Do This: Anticipate and answer student questions. Deploy tools that can help you make traditional forms more dynamic and behavior-driven.
Not That: Make students dig through menus to find tuition info or contact forms.
As consultant Jeremy Tiers points out, longer emails tend to get ignored. Gen Z and Gen Alpha are used to quick, to-the-point communication. Overloading them with paragraphs of copy, multiple links, and competing CTAs isn’t just ineffective, it’s overwhelming.
Instead:
Shorter emails don’t just get read more. They also build a communication brand that promises students you won’t waste their time.
Do This: Send a 3–4 sentence email with a single, relevant CTA.
Not That: Overload with multiple paragraphs, links, and competing CTAs.
From the first form fill to later-stage outreach, progressive profiling ensures you’re collecting the right information at the right time. The team at Purdue University's Mitch Daniels School of Business shared in a recent podcast that the goal is to build a complete picture of each student’s interests and intent over time, without causing form fatigue.
Start with easy, non-intrusive questions (intended major, biggest college concern) in your earliest touchpoints. Use their responses to trigger more personalized follow-ups. By the time they’re deep in your funnel, you’ll have rich insights to guide one-on-one conversations and targeted content.
Do This: Ask “What’s your intended major?” in the first form, then follow up later about career goals.
Not That: Ask for everything (address, GPA, test scores, extracurriculars) in the first interaction.
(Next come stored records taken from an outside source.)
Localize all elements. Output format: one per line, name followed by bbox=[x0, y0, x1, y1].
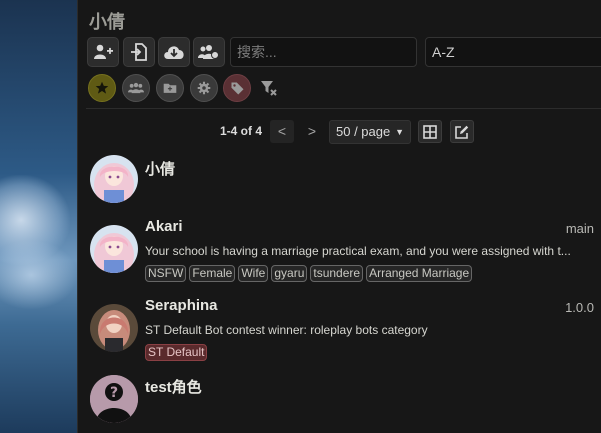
tag-list: NSFW Female Wife gyaru tsundere Arranged… bbox=[145, 265, 473, 282]
clear-filter-icon[interactable] bbox=[260, 79, 278, 97]
gear-icon bbox=[197, 81, 211, 95]
cloud-shape bbox=[0, 240, 78, 310]
prev-page-button[interactable]: < bbox=[270, 120, 294, 143]
character-card[interactable]: ? test角色 bbox=[88, 373, 601, 428]
star-icon bbox=[95, 81, 109, 94]
avatar: ? bbox=[90, 375, 138, 423]
background-wallpaper bbox=[0, 0, 78, 433]
tag-pill[interactable]: NSFW bbox=[145, 265, 187, 282]
create-group-button[interactable] bbox=[193, 37, 225, 67]
avatar bbox=[90, 155, 138, 203]
users-gear-icon bbox=[198, 45, 219, 59]
character-card[interactable]: Akari main Your school is having a marri… bbox=[88, 215, 601, 287]
svg-text:?: ? bbox=[110, 385, 118, 401]
pagination-range: 1-4 of 4 bbox=[220, 124, 263, 138]
search-input[interactable] bbox=[230, 37, 417, 67]
folder-icon bbox=[163, 83, 177, 93]
bulk-edit-button[interactable] bbox=[450, 120, 474, 143]
tag-list: ST Default bbox=[145, 344, 208, 361]
divider bbox=[86, 108, 601, 109]
grid-view-button[interactable] bbox=[418, 120, 442, 143]
file-import-icon bbox=[131, 43, 147, 61]
filter-favorites-button[interactable] bbox=[88, 74, 116, 102]
unknown-avatar-icon: ? bbox=[90, 375, 138, 423]
per-page-select[interactable]: 50 / page ▼ bbox=[329, 120, 411, 144]
character-name: test角色 bbox=[145, 379, 202, 396]
import-file-button[interactable] bbox=[123, 37, 155, 67]
tag-pill[interactable]: gyaru bbox=[271, 265, 308, 282]
tag-pill[interactable]: Wife bbox=[238, 265, 269, 282]
tag-pill[interactable]: tsundere bbox=[310, 265, 364, 282]
per-page-value: 50 / page bbox=[336, 124, 391, 139]
caret-down-icon: ▼ bbox=[395, 127, 404, 137]
user-plus-icon bbox=[94, 44, 113, 59]
panel-title: 小倩 bbox=[89, 12, 125, 32]
sort-value: A-Z bbox=[432, 44, 455, 60]
avatar bbox=[90, 304, 138, 352]
character-description: ST Default Bot contest winner: roleplay … bbox=[145, 323, 428, 337]
tag-icon bbox=[231, 82, 243, 94]
edit-icon bbox=[455, 125, 469, 139]
character-version: 1.0.0 bbox=[565, 300, 594, 315]
character-description: Your school is having a marriage practic… bbox=[145, 244, 571, 258]
character-name: 小倩 bbox=[145, 161, 176, 178]
import-cloud-button[interactable] bbox=[158, 37, 190, 67]
filter-groups-button[interactable] bbox=[122, 74, 150, 102]
character-list-panel: 小倩 A-Z ⌄ bbox=[77, 0, 601, 433]
character-version: main bbox=[565, 221, 594, 236]
filter-folder-button[interactable] bbox=[156, 74, 184, 102]
character-card[interactable]: 小倩 bbox=[88, 153, 601, 208]
users-icon bbox=[128, 82, 144, 94]
character-name: Seraphina bbox=[145, 297, 218, 314]
filter-tags-button[interactable] bbox=[223, 74, 251, 102]
grid-icon bbox=[423, 124, 437, 139]
tag-pill[interactable]: ST Default bbox=[145, 344, 208, 361]
create-character-button[interactable] bbox=[87, 37, 119, 67]
next-page-button[interactable]: > bbox=[300, 120, 324, 143]
cloud-download-icon bbox=[164, 46, 184, 59]
character-name: Akari bbox=[145, 218, 183, 235]
character-card[interactable]: Seraphina 1.0.0 ST Default Bot contest w… bbox=[88, 294, 601, 366]
tag-pill[interactable]: Arranged Marriage bbox=[366, 265, 473, 282]
filter-settings-button[interactable] bbox=[190, 74, 218, 102]
sort-select[interactable]: A-Z ⌄ bbox=[425, 37, 601, 67]
avatar bbox=[90, 225, 138, 273]
tag-pill[interactable]: Female bbox=[189, 265, 236, 282]
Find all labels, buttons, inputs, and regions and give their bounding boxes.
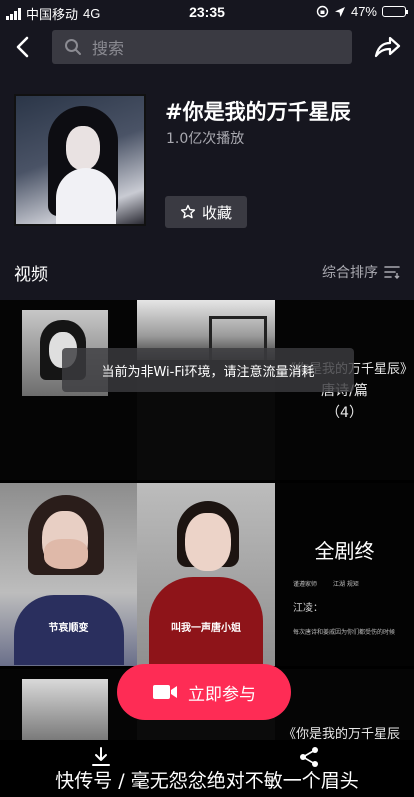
thumbnail-caption: 节哀顺变 — [48, 623, 89, 634]
thumbnail-caption: 叫我一声唐小姐 — [171, 623, 241, 634]
video-thumbnail-4[interactable]: 节哀顺变 — [0, 483, 137, 666]
status-right: 47% — [316, 4, 408, 19]
play-count: 1.0亿次播放 — [166, 131, 245, 147]
video-camera-icon — [153, 685, 177, 699]
favorite-label: 收藏 — [201, 203, 232, 222]
bottom-bar: 快传号 / 毫无怨忿绝对不敏一个眉头 — [0, 740, 414, 797]
battery-icon — [382, 6, 408, 17]
search-icon — [65, 39, 81, 55]
topic-cover-image — [14, 94, 146, 226]
topic-header: 搜索 #你是我的万千星辰 1.0亿次播放 收藏 视频 综合排序 — [0, 24, 414, 300]
favorite-button[interactable]: 收藏 — [165, 196, 247, 228]
star-icon — [180, 204, 196, 219]
figure-face — [185, 513, 231, 571]
search-placeholder: 搜索 — [92, 39, 125, 58]
share-icon[interactable] — [372, 32, 402, 62]
thumbnail-small-text: 谨遵家师 — [293, 581, 318, 588]
sort-icon — [384, 266, 400, 279]
video-thumbnail-5[interactable]: 叫我一声唐小姐 — [137, 483, 275, 666]
thumbnail-number: （4） — [326, 405, 363, 421]
thumbnail-name: 江凌： — [293, 603, 323, 614]
thumbnail-small-text: 江湖 规矩 — [333, 581, 359, 588]
download-icon[interactable] — [90, 746, 112, 768]
video-thumbnail-7[interactable] — [0, 669, 137, 740]
figure-hand — [44, 539, 88, 569]
videos-section-title: 视频 — [14, 265, 48, 285]
watermark-text: 快传号 / 毫无怨忿绝对不敏一个眉头 — [55, 770, 359, 792]
join-button[interactable]: 立即参与 — [117, 664, 291, 720]
video-thumbnail-6[interactable]: 全剧终 谨遵家师 江湖 规矩 江凌： 每次唐诗和姜戚因为你们都受伤的时候 — [275, 483, 414, 666]
thumbnail-body-text: 每次唐诗和姜戚因为你们都受伤的时候 — [293, 629, 396, 636]
sort-button[interactable]: 综合排序 — [322, 262, 400, 282]
battery-percent: 47% — [350, 4, 377, 19]
cover-figure-dress — [56, 168, 116, 224]
location-icon — [334, 6, 345, 17]
status-bar: 中国移动 4G 23:35 47% — [0, 0, 414, 24]
thumbnail-photo — [22, 679, 108, 740]
network-toast: 当前为非Wi-Fi环境，请注意流量消耗 — [62, 348, 354, 392]
topic-title: #你是我的万千星辰 — [165, 100, 351, 124]
search-input[interactable]: 搜索 — [52, 30, 352, 64]
sort-label: 综合排序 — [322, 265, 378, 281]
thumbnail-title: 《你是我的万千星辰 — [283, 727, 401, 740]
back-icon[interactable] — [10, 34, 36, 60]
thumbnail-title: 全剧终 — [314, 539, 375, 563]
share-network-icon[interactable] — [298, 746, 320, 768]
cover-figure-face — [66, 126, 100, 170]
video-thumbnail-9[interactable]: 《你是我的万千星辰 — [275, 669, 414, 740]
join-label: 立即参与 — [188, 684, 256, 705]
orientation-lock-icon — [316, 5, 329, 18]
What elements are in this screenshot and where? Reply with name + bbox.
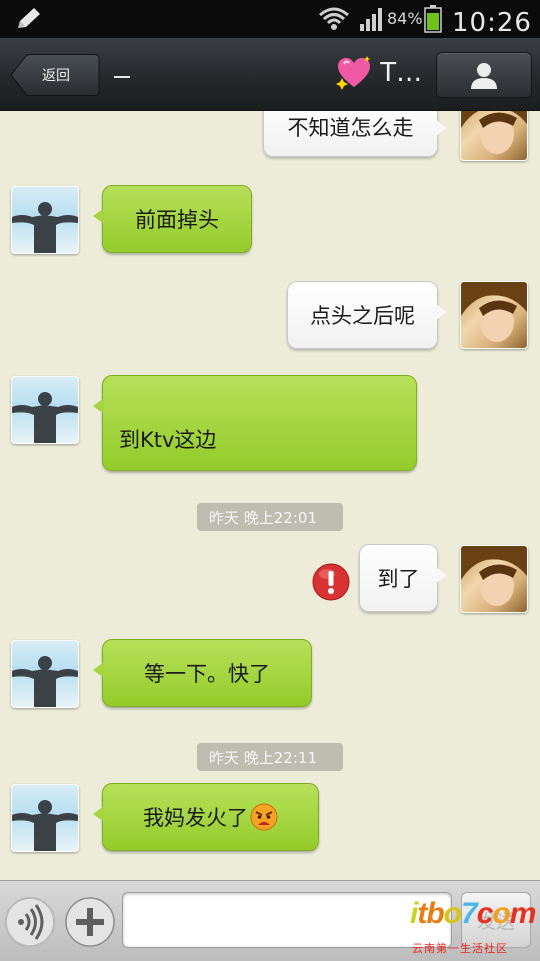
message-text: 前面掉头 [135, 208, 219, 232]
send-button[interactable]: 发送 [461, 892, 531, 948]
sparkling-heart-icon [336, 56, 370, 90]
person-icon [471, 63, 497, 89]
contact-photo [12, 392, 78, 443]
message-bubble-incoming[interactable]: 我妈发火了 [93, 783, 319, 851]
contact-photo [12, 202, 78, 253]
message-input[interactable] [122, 892, 452, 948]
avatar-self[interactable] [460, 545, 528, 613]
contact-photo [12, 800, 78, 851]
message-bubble-outgoing[interactable]: 不知道怎么走 [263, 111, 447, 157]
contact-photo [12, 656, 78, 707]
nav-bar: 返回 T… [0, 38, 540, 111]
avatar-contact[interactable] [11, 376, 79, 444]
self-photo [461, 111, 527, 154]
clock: 10:26 [452, 8, 532, 38]
message-text: 不知道怎么走 [287, 116, 414, 140]
message-text: 点头之后呢 [310, 304, 415, 328]
back-button-label: 返回 [42, 68, 70, 84]
nav-subtitle-dash [114, 76, 130, 78]
contact-info-button[interactable] [436, 52, 532, 98]
message-bubble-incoming[interactable]: 等一下。快了 [93, 639, 312, 707]
angry-face-icon [250, 803, 278, 831]
message-bubble-incoming[interactable]: 到Ktv这边 [93, 375, 417, 471]
avatar-contact[interactable] [11, 784, 79, 852]
chat-title: T… [336, 56, 422, 96]
message-text: 我妈发火了 [143, 806, 248, 830]
wifi-icon [319, 7, 349, 30]
message-bubble-incoming[interactable]: 前面掉头 [93, 185, 252, 253]
message-text: 到Ktv这边 [119, 428, 217, 452]
back-button[interactable]: 返回 [10, 54, 100, 96]
avatar-self[interactable] [460, 111, 528, 161]
message-timestamp: 昨天 晚上22:01 [197, 503, 343, 531]
signal-icon [360, 8, 382, 31]
send-button-label: 发送 [476, 910, 515, 933]
avatar-contact[interactable] [11, 640, 79, 708]
pencil-icon [18, 8, 40, 28]
status-bar: 84% 10:26 [0, 0, 540, 38]
message-text: 等一下。快了 [144, 662, 270, 686]
message-bubble-outgoing[interactable]: 点头之后呢 [287, 281, 447, 349]
message-bubble-outgoing[interactable]: 到了 [359, 544, 447, 612]
avatar-contact[interactable] [11, 186, 79, 254]
plus-icon[interactable] [64, 896, 116, 948]
voice-icon[interactable] [4, 896, 56, 948]
self-photo [461, 546, 527, 606]
error-exclamation-icon[interactable] [312, 563, 350, 601]
battery-icon [424, 5, 442, 33]
chat-title-text: T… [380, 58, 423, 88]
message-timestamp: 昨天 晚上22:11 [197, 743, 343, 771]
battery-percentage: 84% [387, 9, 423, 28]
timestamp-text: 昨天 晚上22:01 [209, 508, 317, 527]
message-text: 到了 [377, 567, 420, 591]
self-photo [461, 282, 527, 342]
avatar-self[interactable] [460, 281, 528, 349]
input-bar: 发送 [0, 880, 540, 961]
chat-area[interactable]: 不知道怎么走 前面掉头 点头之后呢 到Ktv这边 昨天 晚上22:01 到了 等… [0, 111, 540, 879]
timestamp-text: 昨天 晚上22:11 [209, 748, 317, 767]
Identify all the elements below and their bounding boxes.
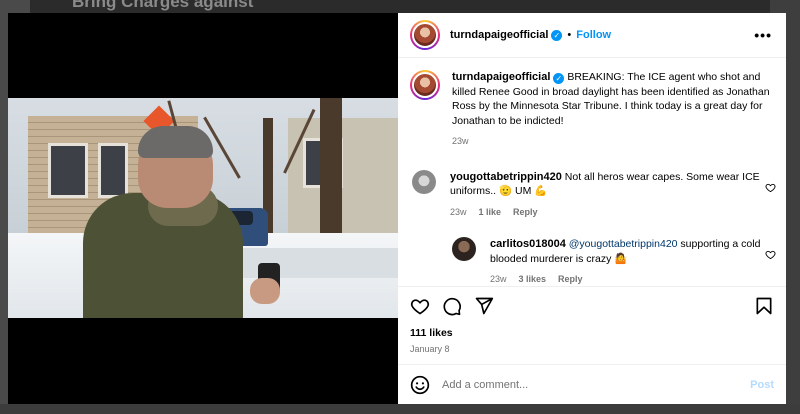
author-username[interactable]: turndapaigeofficial [450, 29, 548, 41]
comment-input[interactable] [442, 378, 751, 391]
video-person-hair [138, 126, 213, 158]
comment-body: yougottabetrippin420 Not all heros wear … [450, 170, 772, 220]
comment-time[interactable]: 23w [450, 205, 467, 220]
like-comment-heart-icon[interactable] [765, 249, 776, 260]
post-media[interactable] [8, 13, 398, 404]
avatar-image [412, 22, 438, 48]
comment-icon[interactable] [442, 296, 462, 316]
separator-dot: • [567, 29, 572, 41]
video-road [218, 248, 398, 278]
more-options-icon[interactable]: ••• [754, 27, 772, 43]
video-window [98, 143, 128, 198]
verified-badge-icon: ✓ [551, 29, 563, 41]
comment-likes[interactable]: 3 likes [519, 272, 547, 286]
caption-meta: 23w [452, 134, 772, 149]
comment-time[interactable]: 23w [490, 272, 507, 286]
share-icon[interactable] [474, 296, 494, 316]
video-hand [250, 278, 280, 304]
bookmark-icon[interactable] [754, 296, 774, 316]
comment-meta: 23w 1 like Reply [450, 205, 772, 220]
comment-meta: 23w 3 likes Reply [490, 272, 772, 286]
comment-mention[interactable]: @yougottabetrippin420 [569, 238, 678, 250]
caption-avatar[interactable] [410, 70, 440, 100]
post-modal: turndapaigeofficial ✓ • Follow ••• turnd… [8, 13, 786, 404]
post-side-panel: turndapaigeofficial ✓ • Follow ••• turnd… [398, 13, 786, 404]
avatar-image [412, 72, 438, 98]
comment-username[interactable]: carlitos018004 [490, 238, 566, 250]
post-video[interactable] [8, 98, 398, 318]
author-avatar[interactable] [410, 20, 440, 50]
heart-icon[interactable] [410, 296, 430, 316]
caption-time[interactable]: 23w [452, 134, 469, 149]
caption-username[interactable]: turndapaigeofficial [452, 71, 550, 83]
verified-badge-icon: ✓ [553, 73, 565, 84]
post-header: turndapaigeofficial ✓ • Follow ••• [398, 13, 786, 58]
caption-body: turndapaigeofficial ✓ BREAKING: The ICE a… [452, 70, 772, 149]
reply-button[interactable]: Reply [513, 205, 538, 220]
like-comment-heart-icon[interactable] [765, 182, 776, 193]
post-date[interactable]: January 8 [398, 339, 786, 364]
follow-button[interactable]: Follow [576, 29, 611, 41]
comment-body: carlitos018004 @yougottabetrippin420 sup… [490, 237, 772, 286]
reply-button[interactable]: Reply [558, 272, 583, 286]
caption: turndapaigeofficial ✓ BREAKING: The ICE a… [410, 70, 772, 149]
comment-username[interactable]: yougottabetrippin420 [450, 171, 562, 183]
smiley-icon[interactable] [410, 375, 430, 395]
comment-composer: Post [398, 364, 786, 404]
post-button[interactable]: Post [750, 379, 774, 391]
post-actions [398, 286, 786, 324]
commenter-avatar[interactable] [452, 237, 476, 261]
comment-reply: carlitos018004 @yougottabetrippin420 sup… [452, 237, 776, 286]
comments-section: turndapaigeofficial ✓ BREAKING: The ICE a… [398, 58, 786, 286]
background-strip [0, 404, 800, 414]
comment-likes[interactable]: 1 like [479, 205, 502, 220]
comment: yougottabetrippin420 Not all heros wear … [410, 169, 776, 220]
background-title: Bring Charges against [72, 0, 254, 11]
video-window [48, 143, 88, 198]
likes-count[interactable]: 111 likes [398, 324, 786, 339]
commenter-avatar[interactable] [412, 169, 436, 194]
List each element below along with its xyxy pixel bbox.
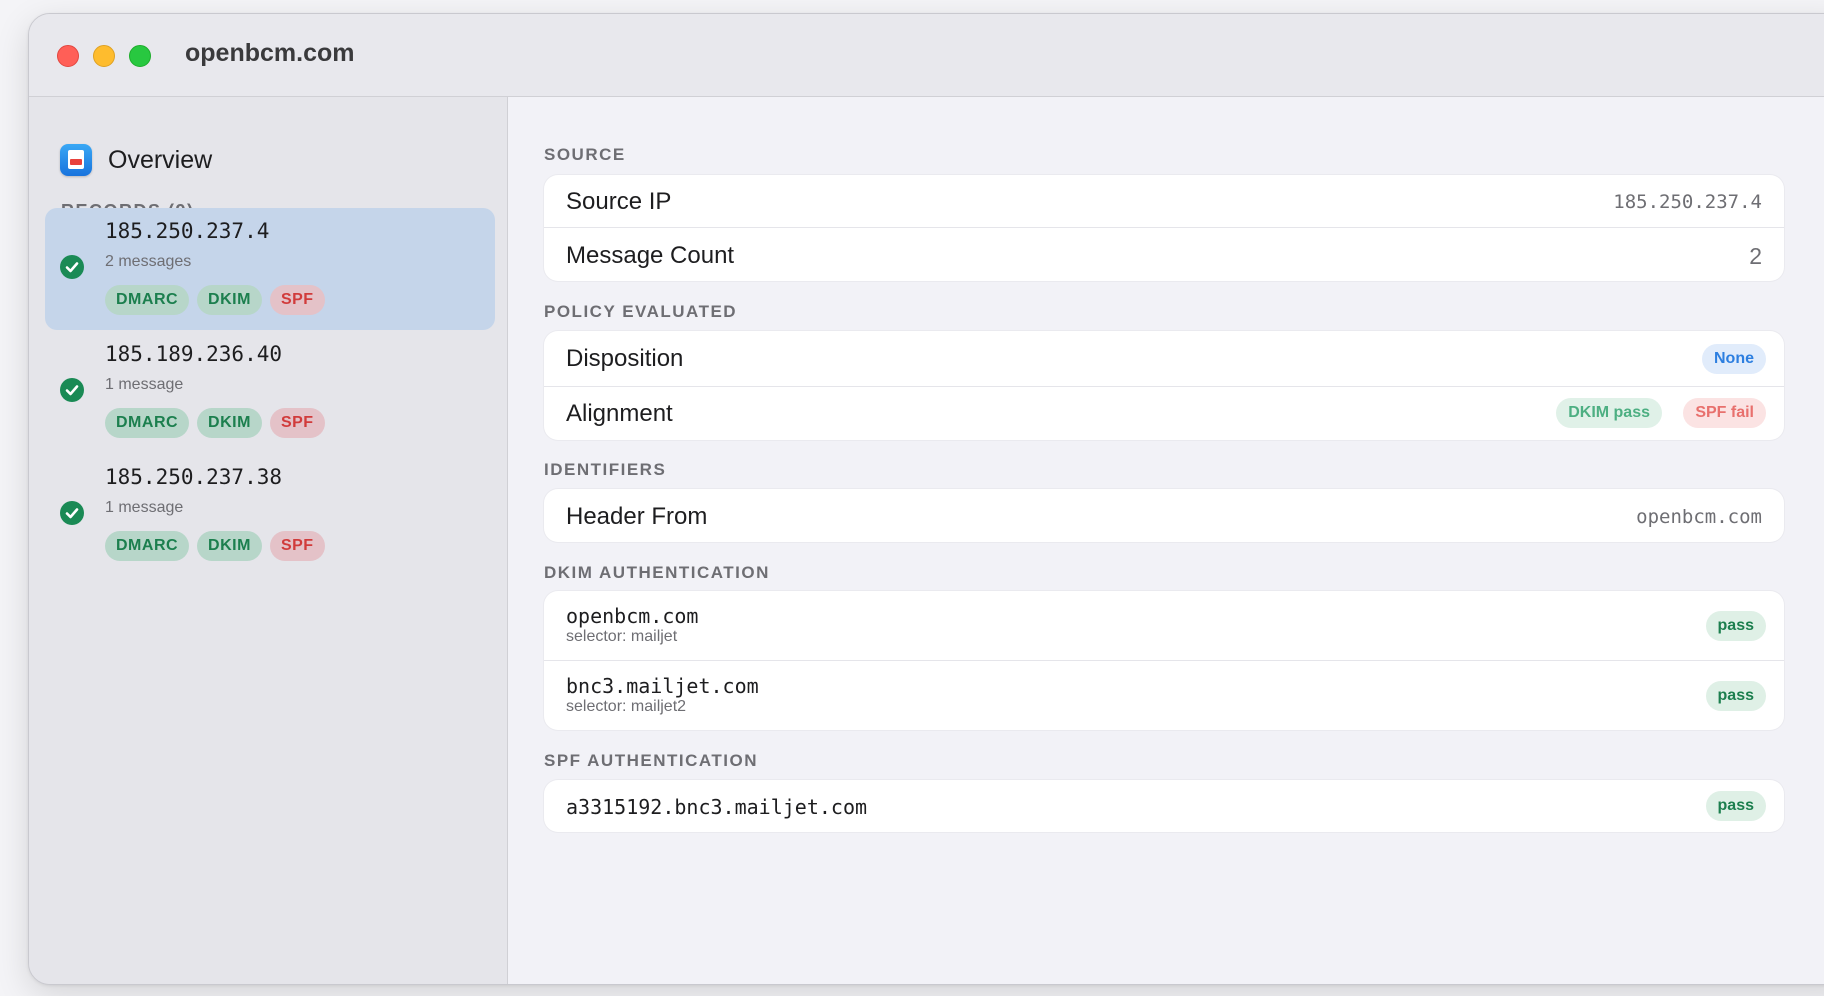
section-title-identifiers: IDENTIFIERS: [544, 460, 667, 479]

The most effective visit days aren’t just tours and info sessions; they’re choreographed moments that immerse students in stories they can see themselves in.
That means having current students share authentic, unscripted experiences that speak to prospective students’ hopes and fears, designing spaces and activities that bring your brand promise to life (think a collaborative classroom, a service project, or a hands-on lab demo), and ensuring every person they meet, from faculty to financial aid, reinforces the same core messages they’ve already seen online.
This approach works just as well for virtual visits, where those same authentic moments can be repurposed through short videos, live Q&As, and informal student-faculty conversations. When the digital journey and the in-person visit feel connected and consistent, you create the emotional momentum that turns “I’m interested” into “I’m enrolling.”
Do This: End a campus tour in a bustling student space where visitors can chat with real students.
Not That: Rely only on a scripted info session and a walk across campus.
Students aren’t comparing your institution to just your competitors. They’re comparing it to every frictionless, personalized, emotionally engaging experience they’ve ever had. When you design every touchpoint with their real priorities in mind, you don’t just inform them, you move them.